I mean this literally. Last month, I started working on my draft again, armed with the advice to lean more toward literary thriller. I started by deleting all the chapter headings, leaving one giant, 280-page document. Then, I named each scene, treating it as a piece of the puzzle rather than a moment set in stone. I combined scenes that were doing the same work, and moved others from the middle of the book to the beginning.
Because I already know the big picture, it’s easier to see how each scene moves the story forward, to know when to reveal information and where to leave clues. The process has been fun to move through—frustrating when I get stuck, gratifying when things fall into place. The puzzle isn’t finished, but the pieces are coming together. It’s a thrilling reveal.
This weekend, some of my friends and I rented a huge house about an hour from Wilmington, right on Lake Waccamaw, for a craft/creative retreat. We’ve spent the whole weekend sharing meals, working on a jigsaw puzzle, writing our newsletters (maybe that was just me), reading books, hiking around the lake, practicing yoga, and working on various crafts, including embroidery, collage, knitting, and watercolors. It’s been a peaceful and restorative little getaway with some of my favorite people, and I hope it becomes an annual tradition!
My internet friend Allyson recently interviewed me about fitness, creativity, and movement for her Pilates blog. If you want to read all the reasons I love the YMCA, how I once ended in remedial gym, and why regular exercise makes me a better writer, head over to Allyson’s blog to check it out.
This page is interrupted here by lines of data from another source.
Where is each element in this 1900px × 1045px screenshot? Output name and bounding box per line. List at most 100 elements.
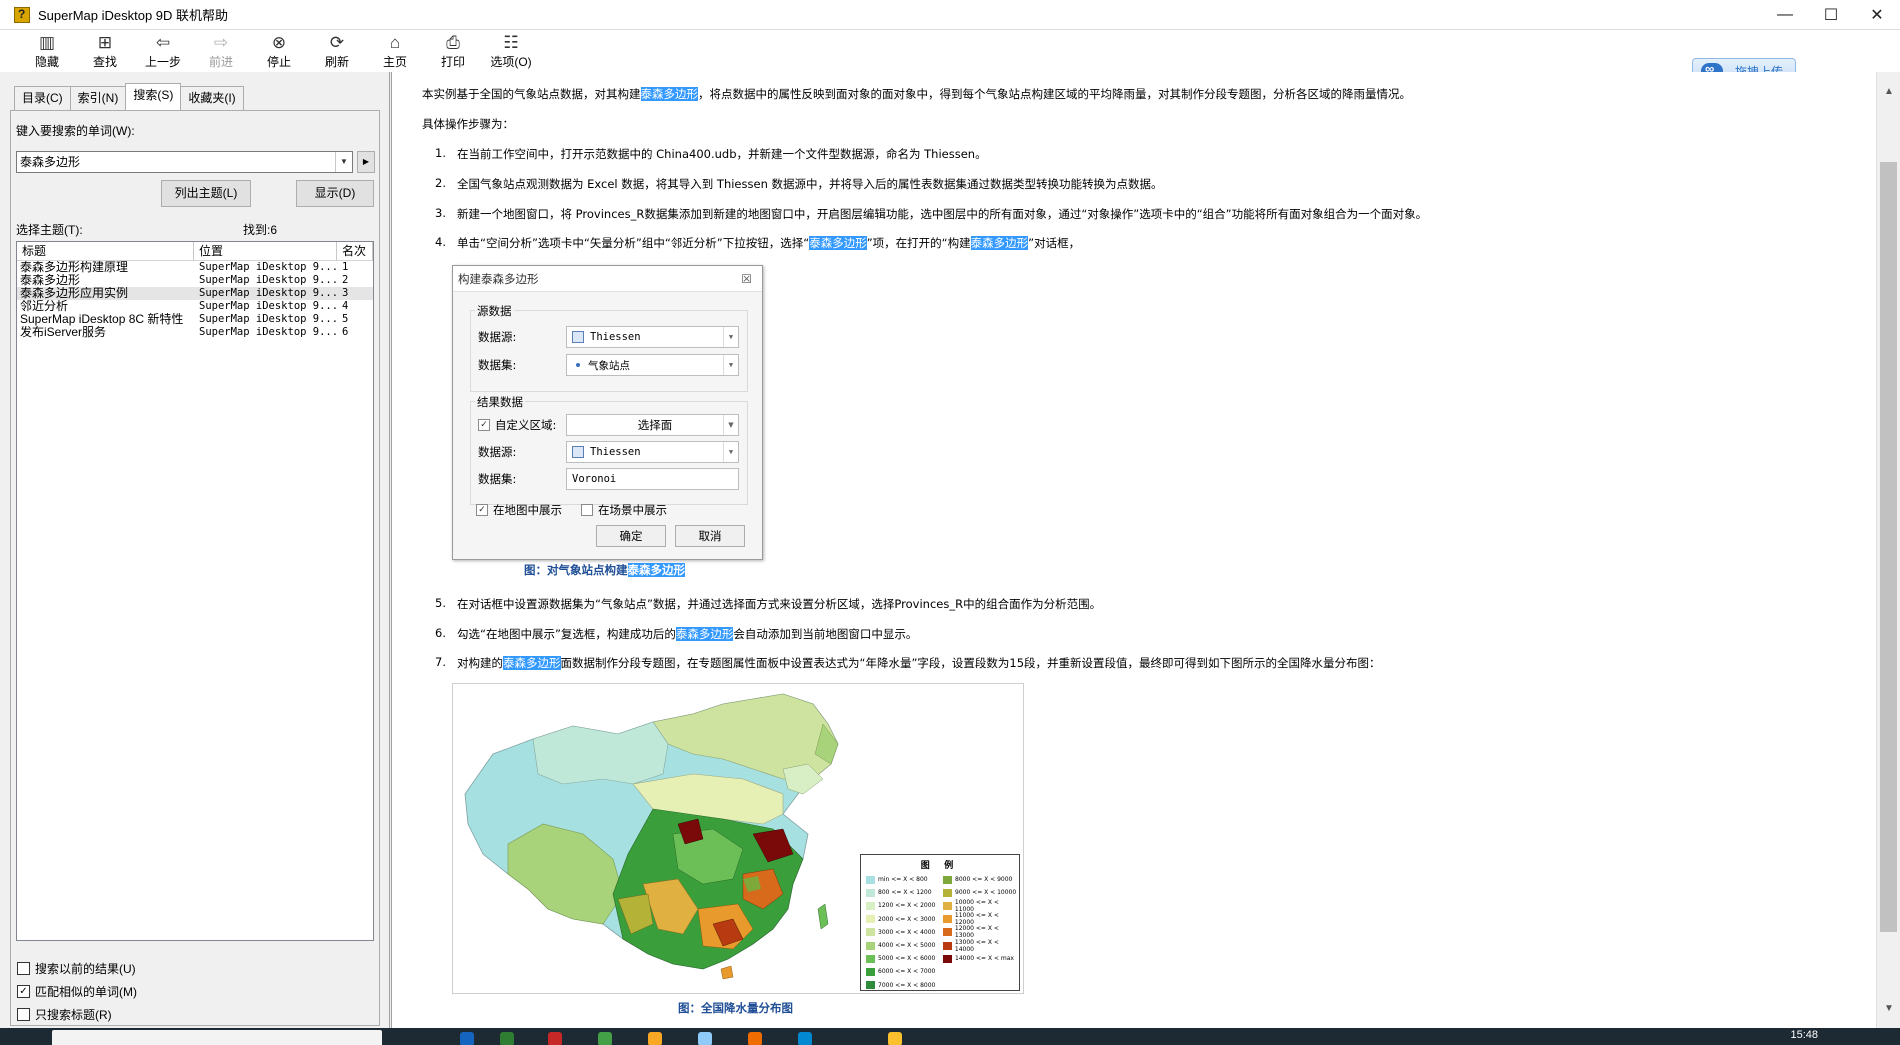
scroll-up-icon[interactable]: ▲: [1884, 86, 1894, 97]
tab-favorites[interactable]: 收藏夹(I): [180, 86, 244, 110]
legend-item: 5000 <= X < 6000: [866, 952, 935, 965]
legend-item: 8000 <= X < 9000: [943, 873, 1019, 886]
chevron-down-icon: ▼: [723, 415, 738, 435]
home-button[interactable]: ⌂ 主页: [366, 30, 424, 72]
folder-icon[interactable]: [648, 1032, 662, 1045]
results-list: 标题 位置 名次 泰森多边形构建原理 SuperMap iDesktop 9...…: [16, 241, 374, 941]
content-scrollbar[interactable]: ▲ ▼: [1876, 72, 1900, 1028]
ok-button[interactable]: 确定: [596, 525, 666, 547]
app-icon[interactable]: [548, 1032, 562, 1045]
supermap-icon[interactable]: [748, 1032, 762, 1045]
legend-item: 14000 <= X < max: [943, 952, 1019, 965]
legend-item: min <= X < 800: [866, 873, 935, 886]
show-in-map-option[interactable]: ✓ 在地图中展示: [476, 502, 562, 518]
scroll-thumb[interactable]: [1880, 162, 1897, 932]
table-row[interactable]: 泰森多边形构建原理 SuperMap iDesktop 9... 1: [17, 261, 373, 274]
intro-paragraph: 本实例基于全国的气象站点数据，对其构建泰森多边形，将点数据中的属性反映到面对象的…: [422, 87, 1411, 101]
chevron-down-icon[interactable]: ▼: [335, 152, 352, 172]
custom-region-row: ✓ 自定义区域: 选择面 ▼: [478, 414, 739, 436]
stop-button[interactable]: ⊗ 停止: [250, 30, 308, 72]
result-dataset-field[interactable]: Voronoi: [566, 468, 739, 490]
steps-heading: 具体操作步骤为：: [422, 117, 514, 131]
legend-item: 2000 <= X < 3000: [866, 913, 935, 926]
legend-item: 9000 <= X < 10000: [943, 886, 1019, 899]
cancel-button[interactable]: 取消: [675, 525, 745, 547]
print-button[interactable]: ⎙ 打印: [424, 30, 482, 72]
keyword-label: 键入要搜索的单词(W):: [16, 124, 135, 138]
table-row[interactable]: 泰森多边形 SuperMap iDesktop 9... 2: [17, 274, 373, 287]
edge-icon[interactable]: [460, 1032, 474, 1045]
options-button[interactable]: ☷ 选项(O): [482, 30, 540, 72]
find-button[interactable]: ⊞ 查找: [76, 30, 134, 72]
table-row-selected[interactable]: 泰森多边形应用实例 SuperMap iDesktop 9... 3: [17, 287, 373, 300]
stop-icon: ⊗: [271, 33, 287, 52]
help-app-icon[interactable]: [888, 1032, 902, 1045]
thiessen-dialog-image: 构建泰森多边形 ☒ 源数据 数据源: Thiessen ▼ 数据集: 气象站点 ▼ 结…: [452, 265, 763, 560]
point-dataset-icon: [576, 363, 580, 367]
table-row[interactable]: 发布iServer服务 SuperMap iDesktop 9... 6: [17, 326, 373, 339]
search-titles-only-checkbox[interactable]: 只搜索标题(R): [17, 1006, 112, 1023]
legend-item: 12000 <= X < 13000: [943, 925, 1019, 939]
figure-caption-dialog: 图：对气象站点构建泰森多边形: [524, 563, 685, 577]
title-bar: SuperMap iDesktop 9D 联机帮助 — ☐ ✕: [0, 0, 1900, 30]
legend-item: 13000 <= X < 14000: [943, 939, 1019, 953]
toolbar: ▥ 隐藏 ⊞ 查找 ⇦ 上一步 ⇨ 前进 ⊗ 停止 ⟳ 刷新 ⌂ 主页 ⎙ 打印 ☷ 选项(O) …: [0, 30, 1900, 84]
refresh-button[interactable]: ⟳ 刷新: [308, 30, 366, 72]
tab-search[interactable]: 搜索(S): [125, 83, 182, 110]
taskbar-clock[interactable]: 15:48: [1790, 1029, 1818, 1041]
options-icon: ☷: [503, 33, 519, 52]
back-arrow-icon: ⇦: [155, 33, 171, 52]
chat-icon[interactable]: [598, 1032, 612, 1045]
forward-button[interactable]: ⇨ 前进: [192, 30, 250, 72]
nav-tabs: 目录(C) 索引(N) 搜索(S) 收藏夹(I): [14, 83, 244, 110]
legend-item: 1200 <= X < 2000: [866, 899, 935, 912]
close-icon: ☒: [741, 272, 752, 286]
display-button[interactable]: 显示(D): [296, 180, 374, 207]
column-location[interactable]: 位置: [194, 242, 337, 261]
dialog-title-bar: 构建泰森多边形 ☒: [453, 266, 762, 292]
minimize-button[interactable]: —: [1762, 0, 1808, 30]
back-button[interactable]: ⇦ 上一步: [134, 30, 192, 72]
scroll-down-icon[interactable]: ▼: [1884, 1003, 1894, 1014]
maximize-button[interactable]: ☐: [1808, 0, 1854, 30]
browser-icon[interactable]: [500, 1032, 514, 1045]
hide-icon: ▥: [38, 33, 56, 52]
source-datasource-field[interactable]: Thiessen ▼: [566, 326, 739, 348]
select-region-button[interactable]: 选择面 ▼: [566, 414, 739, 436]
match-similar-checkbox[interactable]: ✓ 匹配相似的单词(M): [17, 983, 137, 1000]
print-icon: ⎙: [446, 33, 460, 52]
step-1: 1. 在当前工作空间中，打开示范数据中的 China400.udb，并新建一个文件…: [435, 146, 987, 161]
column-title[interactable]: 标题: [17, 242, 194, 261]
legend-title: 图 例: [920, 860, 960, 870]
custom-region-checkbox[interactable]: ✓: [478, 419, 490, 431]
home-icon: ⌂: [389, 33, 401, 52]
table-row[interactable]: 邻近分析 SuperMap iDesktop 9... 4: [17, 300, 373, 313]
legend-column-1: min <= X < 800 800 <= X < 1200 1200 <= X…: [866, 873, 935, 992]
search-previous-checkbox[interactable]: 搜索以前的结果(U): [17, 960, 136, 977]
window-title: SuperMap iDesktop 9D 联机帮助: [38, 8, 229, 23]
legend-item: 11000 <= X < 12000: [943, 912, 1019, 926]
topic-content: 本实例基于全国的气象站点数据，对其构建泰森多边形，将点数据中的属性反映到面对象的…: [391, 72, 1876, 1028]
taskbar-search-box[interactable]: [52, 1030, 382, 1045]
result-datasource-field[interactable]: Thiessen ▼: [566, 441, 739, 463]
step-6: 6. 勾选“在地图中展示”复选框，构建成功后的泰森多边形会自动添加到当前地图窗口中…: [435, 626, 918, 641]
found-count: 找到:6: [243, 223, 278, 237]
legend-item: 6000 <= X < 7000: [866, 965, 935, 978]
hide-button[interactable]: ▥ 隐藏: [18, 30, 76, 72]
show-in-scene-option[interactable]: 在场景中展示: [581, 502, 667, 518]
app-icon[interactable]: [798, 1032, 812, 1045]
table-row[interactable]: SuperMap iDesktop 8C 新特性 SuperMap iDeskto…: [17, 313, 373, 326]
source-dataset-field[interactable]: 气象站点 ▼: [566, 354, 739, 376]
mail-icon[interactable]: [698, 1032, 712, 1045]
close-button[interactable]: ✕: [1854, 0, 1900, 30]
tab-index[interactable]: 索引(N): [69, 86, 127, 110]
list-topics-button[interactable]: 列出主题(L): [161, 180, 251, 207]
column-rank[interactable]: 名次: [337, 242, 373, 261]
find-icon: ⊞: [97, 33, 113, 52]
tab-contents[interactable]: 目录(C): [14, 86, 71, 110]
refresh-icon: ⟳: [329, 33, 345, 52]
search-panel: 键入要搜索的单词(W): 泰森多边形 ▼ ▶ 列出主题(L) 显示(D) 选择主…: [10, 110, 380, 1026]
chevron-down-icon: ▼: [723, 327, 738, 347]
special-char-button[interactable]: ▶: [357, 151, 375, 173]
keyword-input[interactable]: 泰森多边形 ▼: [16, 151, 353, 173]
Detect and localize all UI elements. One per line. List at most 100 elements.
One of my themes for 2023—in addition to “Ritual”—is to have more fun. Apparently I’m not the only one. I enjoyed this NPR article about that precise topic. I’m also reading The Power of Fun: How to Feel Alive Again (dramatic title, I know) and really love the author’s definition of True Fun: the quintessential experience of pure joy that combined optimally the three experiences of playfulness, connection, and flow. More of this, please!
In Kara’s Friday newsletter, she mentioned trying to chill on “inputs” while working on some “outputs” and thus didn’t have as many links to share. Rather than search for a third recommendation, I’m going to focus on my outputs instead. Thanks, Kara!